Die gegarten Kartoffeln schmecken mit der Schale vorzüglich. Der Knoblauch lässt sich mit der Gabel mühelos aus seiner Haut herausdrücken. Besonders delikat ist die Kombination von zerdrückten Kartoffeln mit Knoblauch und der öligen Bratflüssigkeit. Pingelige Menschen dürfen die Paprikastücke enthäuten. Wer möchte, träufelt wie am Mittelmeer einige Tropfen frischen Zitronensaft über das gebratene Geflügel oder ergänzt mit ein wenig Olivenöl bester Qualität.
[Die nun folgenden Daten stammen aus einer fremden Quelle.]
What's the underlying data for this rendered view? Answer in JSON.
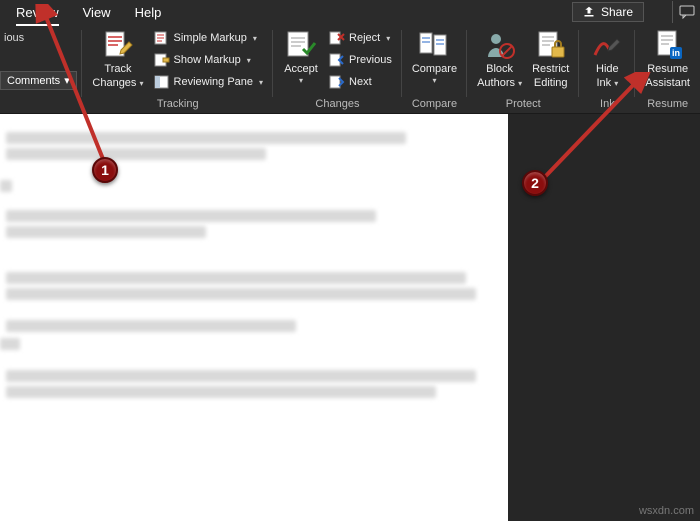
{
  "tabs": {
    "review": "Review",
    "view": "View",
    "help": "Help"
  },
  "share": "Share",
  "leftcut": {
    "frag": "ious",
    "comments": "Comments"
  },
  "track": {
    "label": "Track",
    "label2": "Changes",
    "group": "Tracking"
  },
  "markup": {
    "simple": "Simple Markup",
    "show": "Show Markup",
    "pane": "Reviewing Pane"
  },
  "accept": {
    "label": "Accept",
    "group": "Changes"
  },
  "changes": {
    "reject": "Reject",
    "previous": "Previous",
    "next": "Next"
  },
  "compare": {
    "label": "Compare",
    "group": "Compare"
  },
  "protect": {
    "block1": "Block",
    "block2": "Authors",
    "restrict1": "Restrict",
    "restrict2": "Editing",
    "group": "Protect"
  },
  "ink": {
    "hide1": "Hide",
    "hide2": "Ink",
    "group": "Ink"
  },
  "resume": {
    "label1": "Resume",
    "label2": "Assistant",
    "group": "Resume"
  },
  "annot": {
    "one": "1",
    "two": "2"
  },
  "watermark": "wsxdn.com"
}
Übrigens: Keine Angst vor dem vielen Olivenöl! In langen, aufopferungsvollen und ausgiebigen Selbstversuchen haben wir festgestellt, dass dieses Gericht nicht dick macht. Es ist einfach nur unbeschreiblich lecker, aber leider auch in hohem Maße Sucht erzeugend.

Eine Bemerkung zum Schluss: Hier ist es, wie eigentlich immer, sehr schwierig, allgemeingültige Angaben über die notwendige Bratzeit zu machen. Wer ein zartes Hähnchen ausgewählt hat, das sein Leben lang im Käfig der Ruhe pflegen durfte, ist natürlich schneller fertig als derjenige, der einen durchtrainierten Mistkratzer und Hofrenner erstanden hat.

Variationen

  • Das Gericht findet man mit immer neuen Abwandlungen rings ums Mittelmeer. Experimentieren Sie also mit allem, was Ihnen zu der Region einfällt oder im Urlaub so ganz besonders gut geschmeckt hat. Versuchen Sie es nur mit Rosmarin oder nur mit Salbei – das ist jedes auf seine Art sehr delikat. Thymian allein finde ich allerdings nicht so überzeugend.

  • Ein ganz eigenständiges Gericht entsteht, wenn man statt Kartoffeln griechische Reispasta verwendet. Hier bitte reichlich Tomaten und Zwiebeln verwenden und auf genügend Flüssigkeit zum Ausquellen der Pasta achten.